The rate of ESBL production among our isolates was consistent with the findings of some previous studies. For instance, the prevalence of ESBLs in C. freundii isolates has been reported from 4.9 to 20.6 percent in South Korea (18, 19), 10.5 percent in Pakistan, 12.5 percent in Jordan and 29.5 percent in Poland (20–22). However, some other studies have reported lower or higher rates for ESBL in C. freundii. For example, the rates of 1.6 percent in France and 0.2 to 4.6% in Japan have reported which are lower than our results (15, 23). On the other hand, studies have reported higher rates including a study in India with 41.1% of ESBL (24). These variations may reflect the diversity of regional resistant strains and suggest that continuous surveillance is essential to detect the emergence and spread of ESBL-producing strains for this bacterium. Excessive antibiotic exposure (especially the extended spectrum cepholosporins) and extended hospital stay has been identified as the risk factors for the selection of the ESBL producing strains (25).

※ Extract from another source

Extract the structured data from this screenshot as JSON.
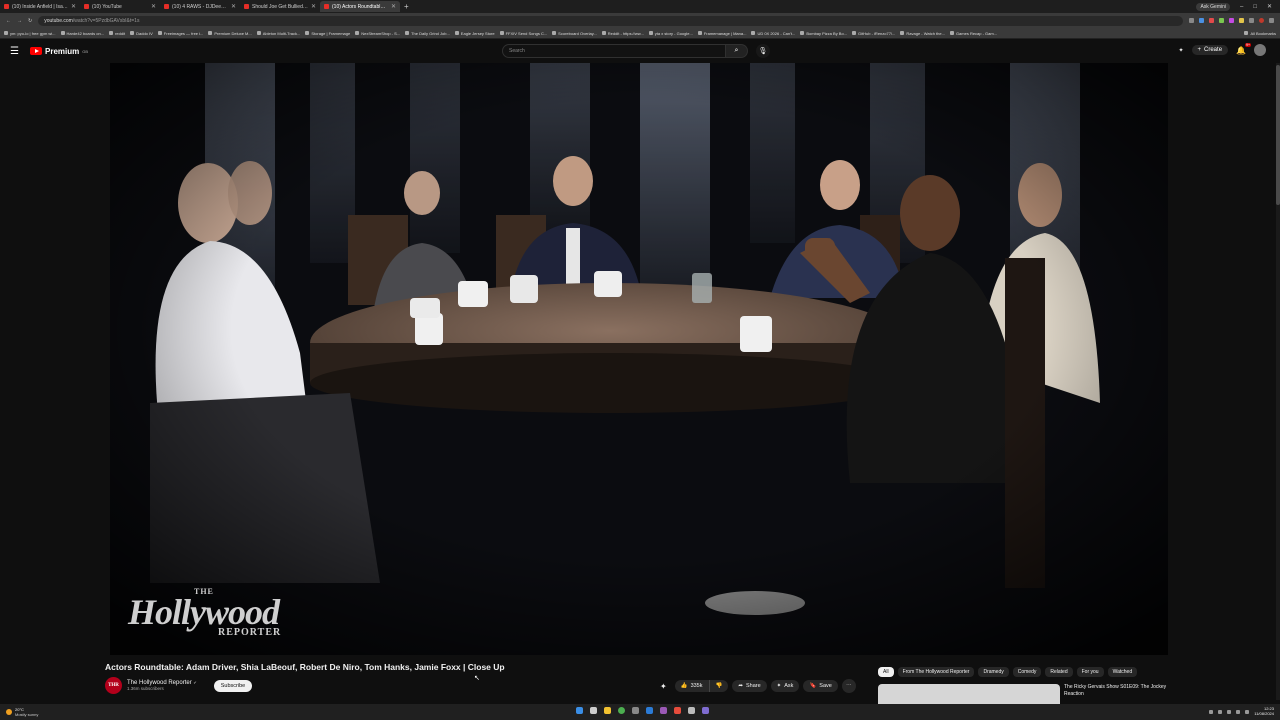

The molecular typing of C. freundii isolates revealed two features among genotypic patterns; the first was the isolates with genotypic diversity and the second, the isolates with more than 80% similar genotypes. The genotypic polymorphism can reflect the various origins of isolates. Given the spread of C. freundii in hospital environment, it is not surprising that the isolates may be acquired by patients from different sources. Similarly, the results of several studies in various countries on Citrobacter spp. indicated the genotype diversity among isolates. For example, a study on 57 strains of Citrobacter spp. found 36 different molecular types among the isolates (4). Research on 38, 26 and 12 of C. freundii isolates using PFGE, have reported 23, 20 and 11 genotypic patterns, respectively (26–28). A study in China on 51 Citrobacter strains (including 43 C. freundii, 4 C. youngae and 4 C. braakii) from different sources, revealed 48 different clusters by PFGE with similarity between 43.8% and 100% (29). Another study in Japan on 57 ESBL-producing isolates found 13 different clusters and18 unique PFGE types (23). The results of all above studies are compatiblie with our study for genenic diverisity of isolates.
On the other hand, a number of isolates with similar genotype in our study may indicate the dissemination of strains inside hospital environment, in particular in infectious ward and intensive care units. The spread of bacteria can happen in different ways, including by hospital staff or contaminated devices and equipments (8). Resistant isolates, in particular ESBL positive strains that cause nosocomial infections can be dominated population over time and this may limit the choice of effective antibiotics for their treatment (4).
CONCLUSION
Based on the results, the diversity patterns of C. freundii genotypes indicate the various origins of strains. However, the presence of strains with similar geno-types in clusters indicating a common origin for these strains. This fact may reflect the spread through hospital environments, especially in intensive care unit of the hospital. Given the clinical significance of ESBLs producing isolates, identification of these organisms is critical in order to get a better therapeutic response and reduce the risk of nosocomial outbreaks in the future.